大河ドラマ(の再放送)『篤姫』を観ていたら、生麦事件が起こって、吉村昭『生麦事件』を読みたくなる。吉村昭は数えるほどしか読んだことがなく、そのうちちゃんと読みたいなと思っている。『関東大震災』とかね。
北大路欣也が勝海舟を演っているのを見て、久しぶりに山崎豊子『華麗なる一族』を読みなおすのもいいかもしれない、などと想う。勝は坂本龍馬と出会い、司馬遼太郎『龍馬がゆく』だってもちろんまた読みたいし、司馬さんの薩摩といったら『翔ぶが如く』も読み返したい。そういえば一橋慶喜の『最後の将軍』は読んだことがなかったな、そもそも原作の宮尾登美子『天璋院篤姫』だって読んでいないし、宮尾登美子は他にも読んでおきたい小説が幾つかある、とあれこれ想う。
ドラマを観ていても考えるのは本のことばかりだ。それも昭和の作品である。昭和を、特に戦後の時代をちゃんと振り返らないといけないのではないか、という考えが、さいきん僕の内でにわかに強くなっている。戦前の昭和に我々は何を間違えたかを読んでいくこともちろん大切だが、今の歪みは戦後の時代に形作られていったわけであるから、戦後の昭和に我々が何を読み、何を考え、また何を書いてきたかを見ていくことには、何かしらの意味があるのではないか。
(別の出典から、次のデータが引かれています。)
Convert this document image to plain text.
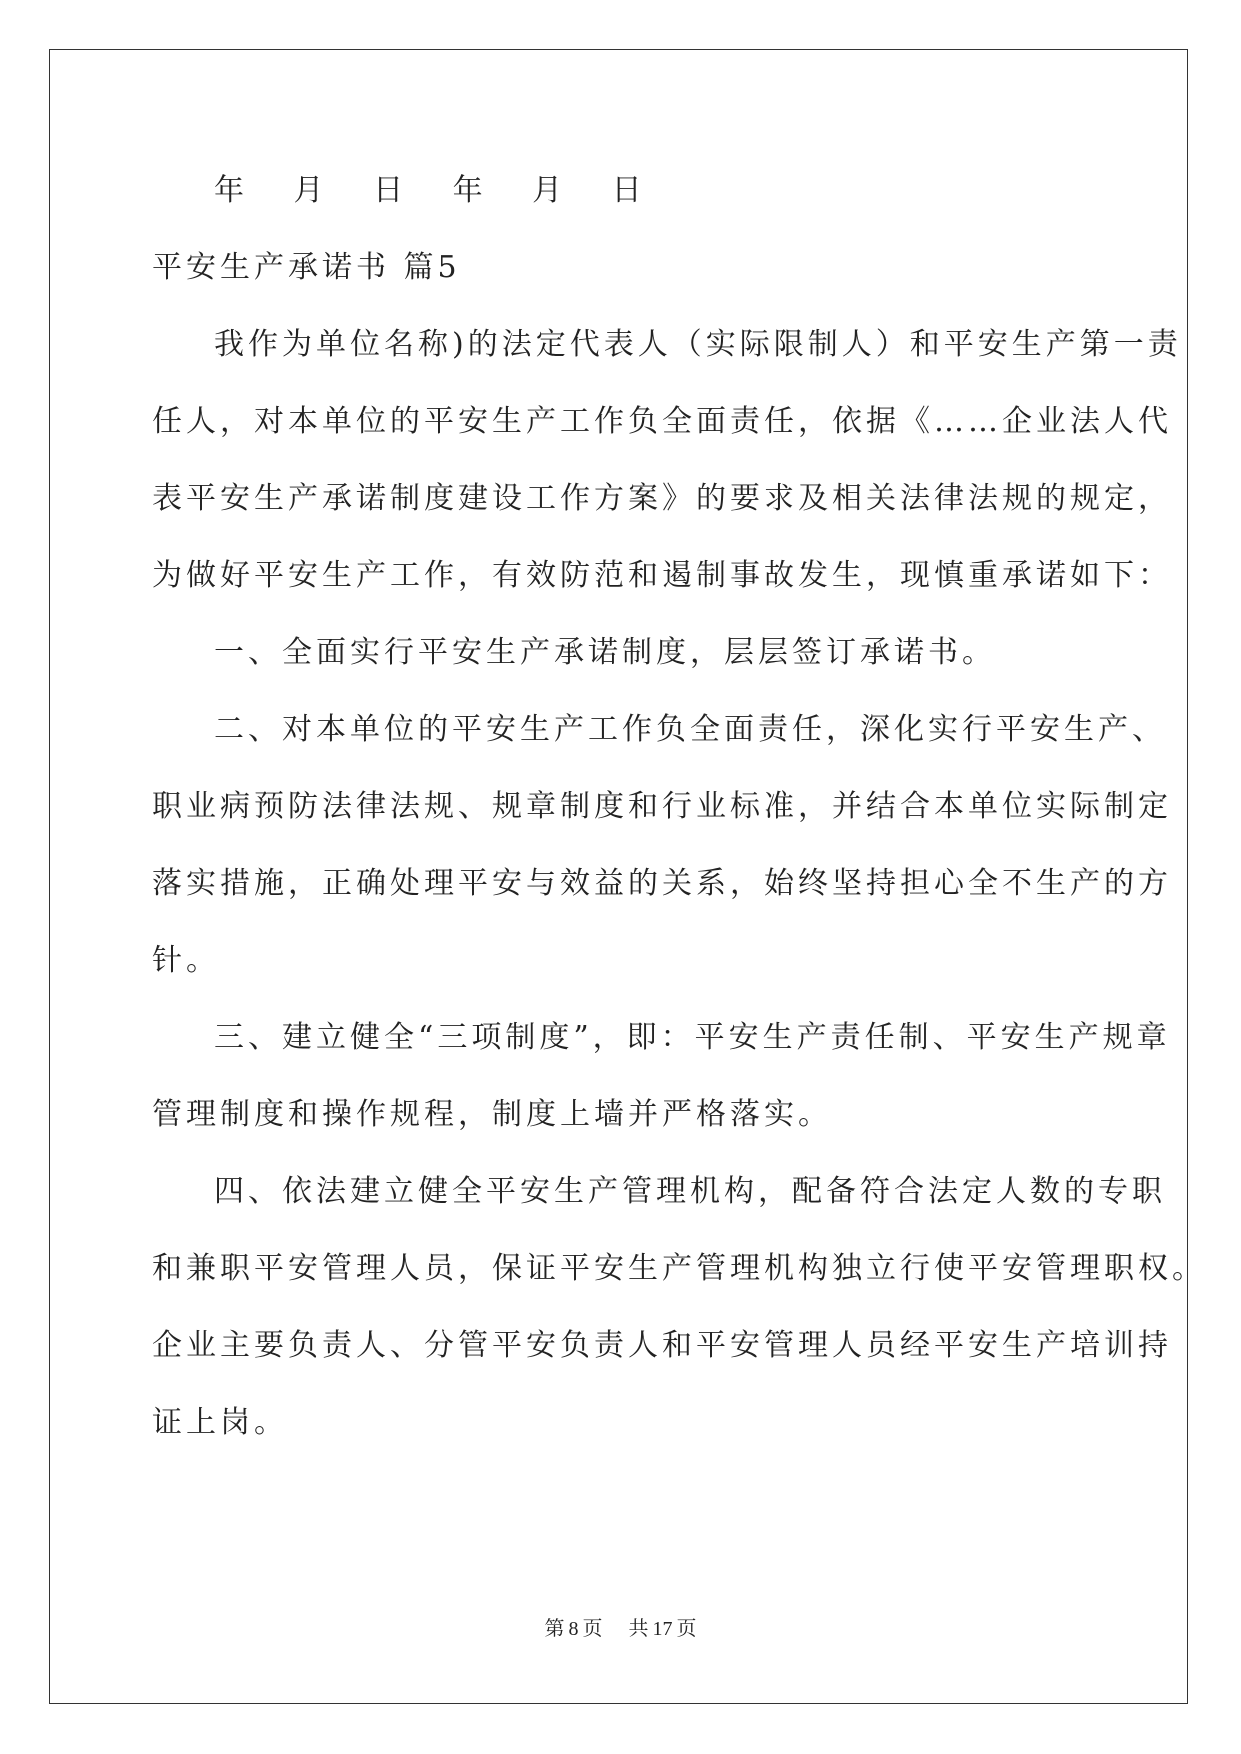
年 月 日 年 月 日
平安生产承诺书 篇5
我作为单位名称)的法定代表人（实际限制人）和平安生产第一责
任人，对本单位的平安生产工作负全面责任，依据《……企业法人代
表平安生产承诺制度建设工作方案》的要求及相关法律法规的规定，
为做好平安生产工作，有效防范和遏制事故发生，现慎重承诺如下：
一、全面实行平安生产承诺制度，层层签订承诺书。
二、对本单位的平安生产工作负全面责任，深化实行平安生产、
职业病预防法律法规、规章制度和行业标准，并结合本单位实际制定
落实措施，正确处理平安与效益的关系，始终坚持担心全不生产的方
针。
三、建立健全“三项制度”，即：平安生产责任制、平安生产规章
管理制度和操作规程，制度上墙并严格落实。
四、依法建立健全平安生产管理机构，配备符合法定人数的专职
和兼职平安管理人员，保证平安生产管理机构独立行使平安管理职权。
企业主要负责人、分管平安负责人和平安管理人员经平安生产培训持
证上岗。
第 8 页 共 17 页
などと憂いながらも手に取られたのはスロウカム(東野さやか訳)『バイオリン狂騒曲』(集英社文庫)であった。うまくいかない読書を再起動すべく、エンターテインメント色強めと思われる小説を読んでみる。
バイオリンケースに重さが同じで別の物が入っていたら、持ち運んでても気づかないものなのだろうか。